Wie bewusst gehen Germanistikstudierende in Finnland mit den Gemeinsamkeiten und den Unterschieden zwischen ihrer Muttersprache und dem Deutschen um? Welche Rolle spielen die früher erworbenen Fremdsprachen Englisch und Schwedisch beim Erwerb, der Verwendung und auch der Vermittlung des Deutschen? Welche Maßstäbe sind anzusetzen nicht nur für die Sprachrichtigkeit, sondern auch für adäquates interkulturelles Handeln und eine gelungene Kommunikation?

Das vorliegende „Plädoyer“ für eine breite Einbeziehung kontrastiver Sprachbetrachtung in den germanistischen Unterricht verknüpft Perspektiven der kontrastiven Linguistik (v.a. für das Sprachenpaar Finnisch-Deutsch), der klassischen Fehleranalyse und des Spracherwerbs (insbesondere der interkulturellen Sprachdidaktik und der Tertiärsprachendidaktik) miteinander. Im Anschluss werden praktische Erfahrungen mit der Didaktisierung von Interferenzphänomenen im universitären Deutschunterricht und ein daraus resultierendes Lehrbuch-Projekt vorgestellt.
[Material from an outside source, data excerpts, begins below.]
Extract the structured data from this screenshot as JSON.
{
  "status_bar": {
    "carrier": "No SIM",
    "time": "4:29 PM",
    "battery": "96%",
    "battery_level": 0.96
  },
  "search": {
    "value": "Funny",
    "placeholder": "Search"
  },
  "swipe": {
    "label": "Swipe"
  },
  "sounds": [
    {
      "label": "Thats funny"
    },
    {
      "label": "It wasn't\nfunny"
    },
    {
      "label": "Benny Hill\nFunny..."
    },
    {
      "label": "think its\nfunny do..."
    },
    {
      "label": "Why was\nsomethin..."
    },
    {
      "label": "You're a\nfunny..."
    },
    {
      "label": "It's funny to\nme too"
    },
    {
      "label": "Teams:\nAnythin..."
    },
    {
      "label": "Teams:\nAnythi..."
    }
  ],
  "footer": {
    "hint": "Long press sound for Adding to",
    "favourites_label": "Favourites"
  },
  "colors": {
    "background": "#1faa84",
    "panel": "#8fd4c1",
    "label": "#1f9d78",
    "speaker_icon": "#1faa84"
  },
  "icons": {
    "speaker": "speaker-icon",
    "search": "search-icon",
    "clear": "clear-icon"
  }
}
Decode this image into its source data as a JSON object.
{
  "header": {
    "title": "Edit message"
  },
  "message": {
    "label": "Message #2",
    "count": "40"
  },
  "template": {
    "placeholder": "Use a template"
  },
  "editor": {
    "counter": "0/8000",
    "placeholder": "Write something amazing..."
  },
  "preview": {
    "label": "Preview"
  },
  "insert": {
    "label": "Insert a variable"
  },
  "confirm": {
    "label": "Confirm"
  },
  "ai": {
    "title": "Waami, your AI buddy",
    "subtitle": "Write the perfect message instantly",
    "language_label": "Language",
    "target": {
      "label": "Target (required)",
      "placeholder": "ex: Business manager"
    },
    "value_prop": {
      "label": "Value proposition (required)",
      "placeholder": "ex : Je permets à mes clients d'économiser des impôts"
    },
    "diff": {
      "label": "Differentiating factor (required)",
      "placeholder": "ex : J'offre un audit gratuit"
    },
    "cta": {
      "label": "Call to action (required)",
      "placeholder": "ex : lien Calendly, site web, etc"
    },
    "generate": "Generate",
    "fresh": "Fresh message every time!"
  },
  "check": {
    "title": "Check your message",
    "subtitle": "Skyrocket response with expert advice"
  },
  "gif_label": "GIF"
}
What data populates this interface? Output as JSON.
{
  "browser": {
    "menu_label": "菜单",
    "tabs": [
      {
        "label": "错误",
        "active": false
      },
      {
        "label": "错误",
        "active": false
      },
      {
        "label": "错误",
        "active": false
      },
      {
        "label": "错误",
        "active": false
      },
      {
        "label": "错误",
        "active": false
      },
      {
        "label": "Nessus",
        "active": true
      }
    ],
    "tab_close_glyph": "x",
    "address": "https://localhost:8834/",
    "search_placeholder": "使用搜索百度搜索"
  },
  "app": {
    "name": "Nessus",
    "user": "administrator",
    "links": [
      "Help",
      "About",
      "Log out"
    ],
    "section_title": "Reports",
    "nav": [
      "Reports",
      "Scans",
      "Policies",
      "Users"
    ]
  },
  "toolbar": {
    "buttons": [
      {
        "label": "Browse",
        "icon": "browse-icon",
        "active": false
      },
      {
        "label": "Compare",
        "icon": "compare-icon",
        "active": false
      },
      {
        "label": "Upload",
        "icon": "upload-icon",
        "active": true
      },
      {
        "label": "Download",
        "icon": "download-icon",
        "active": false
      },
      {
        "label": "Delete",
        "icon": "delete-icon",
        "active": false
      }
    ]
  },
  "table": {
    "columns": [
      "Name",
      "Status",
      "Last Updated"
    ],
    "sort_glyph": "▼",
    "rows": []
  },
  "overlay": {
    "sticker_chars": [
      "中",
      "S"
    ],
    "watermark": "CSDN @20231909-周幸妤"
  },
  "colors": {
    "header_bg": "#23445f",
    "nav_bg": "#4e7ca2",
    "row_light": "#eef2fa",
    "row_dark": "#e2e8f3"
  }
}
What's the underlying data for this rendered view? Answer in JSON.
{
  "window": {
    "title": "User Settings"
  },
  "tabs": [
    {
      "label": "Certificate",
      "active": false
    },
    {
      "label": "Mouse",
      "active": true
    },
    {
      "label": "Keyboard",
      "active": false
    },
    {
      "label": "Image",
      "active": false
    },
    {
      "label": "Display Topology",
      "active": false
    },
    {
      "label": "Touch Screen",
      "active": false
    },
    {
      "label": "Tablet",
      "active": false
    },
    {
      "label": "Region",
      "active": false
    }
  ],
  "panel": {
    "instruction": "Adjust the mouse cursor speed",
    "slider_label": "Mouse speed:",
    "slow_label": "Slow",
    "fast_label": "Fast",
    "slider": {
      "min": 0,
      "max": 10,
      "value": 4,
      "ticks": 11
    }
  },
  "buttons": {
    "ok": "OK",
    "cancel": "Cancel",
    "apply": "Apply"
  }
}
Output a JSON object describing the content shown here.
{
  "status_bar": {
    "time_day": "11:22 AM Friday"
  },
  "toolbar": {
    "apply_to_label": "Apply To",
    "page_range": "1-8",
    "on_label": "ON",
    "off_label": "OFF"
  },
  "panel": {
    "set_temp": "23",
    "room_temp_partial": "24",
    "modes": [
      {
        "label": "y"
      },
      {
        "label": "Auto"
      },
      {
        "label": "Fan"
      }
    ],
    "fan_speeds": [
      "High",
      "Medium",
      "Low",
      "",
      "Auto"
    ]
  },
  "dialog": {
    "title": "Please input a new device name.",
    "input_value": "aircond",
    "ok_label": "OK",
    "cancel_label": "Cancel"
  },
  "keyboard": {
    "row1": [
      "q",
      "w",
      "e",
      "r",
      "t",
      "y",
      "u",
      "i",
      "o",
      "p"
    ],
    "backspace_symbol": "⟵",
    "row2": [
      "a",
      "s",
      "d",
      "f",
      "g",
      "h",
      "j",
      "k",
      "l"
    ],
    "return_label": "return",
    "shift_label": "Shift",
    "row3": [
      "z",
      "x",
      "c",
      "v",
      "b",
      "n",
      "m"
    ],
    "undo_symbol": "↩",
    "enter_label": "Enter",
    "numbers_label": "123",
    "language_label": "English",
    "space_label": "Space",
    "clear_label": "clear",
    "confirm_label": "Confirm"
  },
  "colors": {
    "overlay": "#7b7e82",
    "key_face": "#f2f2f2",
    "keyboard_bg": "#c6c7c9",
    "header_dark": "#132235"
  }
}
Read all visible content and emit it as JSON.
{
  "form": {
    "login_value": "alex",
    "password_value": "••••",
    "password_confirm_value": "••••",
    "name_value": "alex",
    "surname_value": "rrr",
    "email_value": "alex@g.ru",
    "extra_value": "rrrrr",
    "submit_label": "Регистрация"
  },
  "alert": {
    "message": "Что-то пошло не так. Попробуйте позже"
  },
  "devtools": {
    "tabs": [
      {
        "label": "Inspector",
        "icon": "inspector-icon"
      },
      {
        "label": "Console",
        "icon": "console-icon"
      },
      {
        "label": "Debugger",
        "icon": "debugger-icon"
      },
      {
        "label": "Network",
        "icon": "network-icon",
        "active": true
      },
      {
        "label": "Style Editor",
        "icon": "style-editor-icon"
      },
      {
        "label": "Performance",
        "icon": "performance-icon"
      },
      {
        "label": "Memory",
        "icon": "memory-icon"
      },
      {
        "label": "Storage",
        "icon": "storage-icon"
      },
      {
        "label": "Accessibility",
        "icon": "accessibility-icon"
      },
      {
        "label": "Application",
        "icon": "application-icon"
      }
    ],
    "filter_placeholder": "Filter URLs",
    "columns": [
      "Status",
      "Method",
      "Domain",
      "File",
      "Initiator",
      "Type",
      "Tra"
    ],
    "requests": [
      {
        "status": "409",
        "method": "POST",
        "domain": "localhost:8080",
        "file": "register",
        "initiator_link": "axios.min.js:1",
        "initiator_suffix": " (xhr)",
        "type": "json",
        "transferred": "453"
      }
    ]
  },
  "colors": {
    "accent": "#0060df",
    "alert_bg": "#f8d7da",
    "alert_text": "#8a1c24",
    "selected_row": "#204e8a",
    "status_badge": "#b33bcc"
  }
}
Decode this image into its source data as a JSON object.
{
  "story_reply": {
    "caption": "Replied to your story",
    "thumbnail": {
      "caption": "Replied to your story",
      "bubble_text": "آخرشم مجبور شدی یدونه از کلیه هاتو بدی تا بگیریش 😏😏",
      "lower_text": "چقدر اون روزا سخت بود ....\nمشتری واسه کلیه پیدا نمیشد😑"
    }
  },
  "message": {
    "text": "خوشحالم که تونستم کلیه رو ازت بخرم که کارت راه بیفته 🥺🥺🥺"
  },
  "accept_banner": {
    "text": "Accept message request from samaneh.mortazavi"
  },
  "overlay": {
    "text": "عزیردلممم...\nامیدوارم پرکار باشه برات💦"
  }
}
1. Perspektiven auf kontrastive Sprachbetrachtung und Interferenz

Wer eine neue Sprache erlernt, dem eröffnet sich eine neue Welt. Dieser wohl als Binsenwahrheit anzusehende Satz enthält eine Dimension, die im (z.B. schulischen) Fremdsprachenunterricht oft vergessen wird: Diese neue Welt sind nicht nur die Länder und Kulturen, die sich über die neue Sprache erschließen lassen, sondern sie steckt auch in der Sprache selbst – in ihrer spezifischen Weise, die Welt zu bezeichnen, zu erklären, zu empfinden.

Die neue Sprache wird jedoch als aufregend „neu“ vor allem dann wahrgenommen, wenn (implizit oder explizit) der Vergleich mit dem Alten und Vertrauten gegeben ist. Der kontrastive Blick...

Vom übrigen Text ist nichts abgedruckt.